My novel Traveling Angels is about how we forgive the unforgivable. It revolves around Isabelle, a photographer whose car crashes on a foggy road, killing a mysterious woman who is standing in the middle of the road, her car turned the wrong way. Wrestling with guilt, Isabelle becomes obsessed and involved with the survivors—and one day, impulsively, she rescues a tortoise in a pet shop, which becomes a catalyst in her relationships.
I never had so much fun writing the tortoise scenes. Nelson, the tortoise, not only gave Isabelle a deeper humanity, but I found that when initial readers were scanning the pages, they were always fascinated by him! Suddenly tortoise lore was interesting!
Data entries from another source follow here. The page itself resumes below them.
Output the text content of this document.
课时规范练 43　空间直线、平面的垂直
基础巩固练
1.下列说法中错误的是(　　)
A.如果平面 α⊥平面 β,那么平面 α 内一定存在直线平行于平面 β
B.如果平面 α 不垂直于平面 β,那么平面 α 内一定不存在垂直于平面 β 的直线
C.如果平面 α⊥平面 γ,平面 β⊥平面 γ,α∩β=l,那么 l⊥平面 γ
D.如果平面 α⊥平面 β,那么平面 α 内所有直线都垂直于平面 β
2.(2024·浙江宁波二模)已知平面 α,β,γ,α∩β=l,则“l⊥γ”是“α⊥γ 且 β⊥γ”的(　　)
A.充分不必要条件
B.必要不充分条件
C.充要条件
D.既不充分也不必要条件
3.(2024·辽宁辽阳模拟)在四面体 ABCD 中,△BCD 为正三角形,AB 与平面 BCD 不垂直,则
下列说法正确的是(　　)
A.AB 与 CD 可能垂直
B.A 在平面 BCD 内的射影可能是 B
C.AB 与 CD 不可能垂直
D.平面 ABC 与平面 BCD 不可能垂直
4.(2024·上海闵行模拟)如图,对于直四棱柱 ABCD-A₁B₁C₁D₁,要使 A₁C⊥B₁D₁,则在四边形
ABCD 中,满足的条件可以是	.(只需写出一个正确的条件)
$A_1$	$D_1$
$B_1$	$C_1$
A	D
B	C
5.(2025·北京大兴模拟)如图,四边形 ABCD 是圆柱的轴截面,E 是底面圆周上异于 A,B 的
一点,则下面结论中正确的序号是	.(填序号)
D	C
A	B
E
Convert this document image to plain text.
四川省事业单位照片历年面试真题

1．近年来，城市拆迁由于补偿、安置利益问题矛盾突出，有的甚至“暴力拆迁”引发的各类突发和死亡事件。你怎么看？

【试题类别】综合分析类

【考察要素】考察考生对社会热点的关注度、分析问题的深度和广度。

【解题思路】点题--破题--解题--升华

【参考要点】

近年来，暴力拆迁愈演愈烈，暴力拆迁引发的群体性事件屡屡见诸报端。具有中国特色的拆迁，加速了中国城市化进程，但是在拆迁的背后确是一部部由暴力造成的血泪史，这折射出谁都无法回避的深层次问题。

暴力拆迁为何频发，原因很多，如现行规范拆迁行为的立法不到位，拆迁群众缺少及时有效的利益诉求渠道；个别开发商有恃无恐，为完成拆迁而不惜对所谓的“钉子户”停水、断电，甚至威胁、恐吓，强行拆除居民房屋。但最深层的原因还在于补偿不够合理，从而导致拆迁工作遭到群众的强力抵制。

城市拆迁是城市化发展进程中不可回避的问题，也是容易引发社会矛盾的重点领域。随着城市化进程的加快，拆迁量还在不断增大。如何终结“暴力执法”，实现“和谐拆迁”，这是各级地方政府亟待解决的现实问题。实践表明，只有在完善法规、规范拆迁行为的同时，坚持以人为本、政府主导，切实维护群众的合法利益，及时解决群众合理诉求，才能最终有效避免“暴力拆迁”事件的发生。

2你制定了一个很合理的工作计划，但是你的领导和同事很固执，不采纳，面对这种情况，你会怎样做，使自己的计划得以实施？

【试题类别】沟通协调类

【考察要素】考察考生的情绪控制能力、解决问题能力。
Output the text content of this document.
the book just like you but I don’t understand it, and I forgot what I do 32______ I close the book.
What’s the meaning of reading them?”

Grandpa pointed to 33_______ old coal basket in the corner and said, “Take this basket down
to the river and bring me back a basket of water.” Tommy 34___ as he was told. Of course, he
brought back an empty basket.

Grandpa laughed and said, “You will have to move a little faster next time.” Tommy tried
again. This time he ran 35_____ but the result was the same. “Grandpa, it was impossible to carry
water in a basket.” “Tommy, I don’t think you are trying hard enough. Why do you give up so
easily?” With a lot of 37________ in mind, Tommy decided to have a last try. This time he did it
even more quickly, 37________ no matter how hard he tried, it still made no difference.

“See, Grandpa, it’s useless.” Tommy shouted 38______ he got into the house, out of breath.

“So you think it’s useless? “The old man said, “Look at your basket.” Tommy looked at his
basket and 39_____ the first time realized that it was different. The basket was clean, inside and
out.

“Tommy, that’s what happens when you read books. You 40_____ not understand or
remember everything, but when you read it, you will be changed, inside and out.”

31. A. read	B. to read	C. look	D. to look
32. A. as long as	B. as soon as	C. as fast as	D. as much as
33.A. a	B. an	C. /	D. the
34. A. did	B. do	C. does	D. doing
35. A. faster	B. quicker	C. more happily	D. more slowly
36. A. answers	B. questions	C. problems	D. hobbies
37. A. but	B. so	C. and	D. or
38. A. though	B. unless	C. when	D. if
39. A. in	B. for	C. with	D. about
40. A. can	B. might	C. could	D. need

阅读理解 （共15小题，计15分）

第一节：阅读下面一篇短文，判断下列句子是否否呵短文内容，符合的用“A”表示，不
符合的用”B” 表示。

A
Was it true that tortoises bite red things and the only way to get them to loosen their incredibly strong jaws is to put them in a bathtub (yup.) Do tortoises really make clicking sounds like reptilian music? (They sure do.)
My novel fast forwards thirty years at the end. “Nelson must be gone by now,” a character remarks sadly, but how could I let that happen? By novel’s end, he’s older and probably no wiser, but he’s still there, alive on the page and in my heart. Just like Minnie.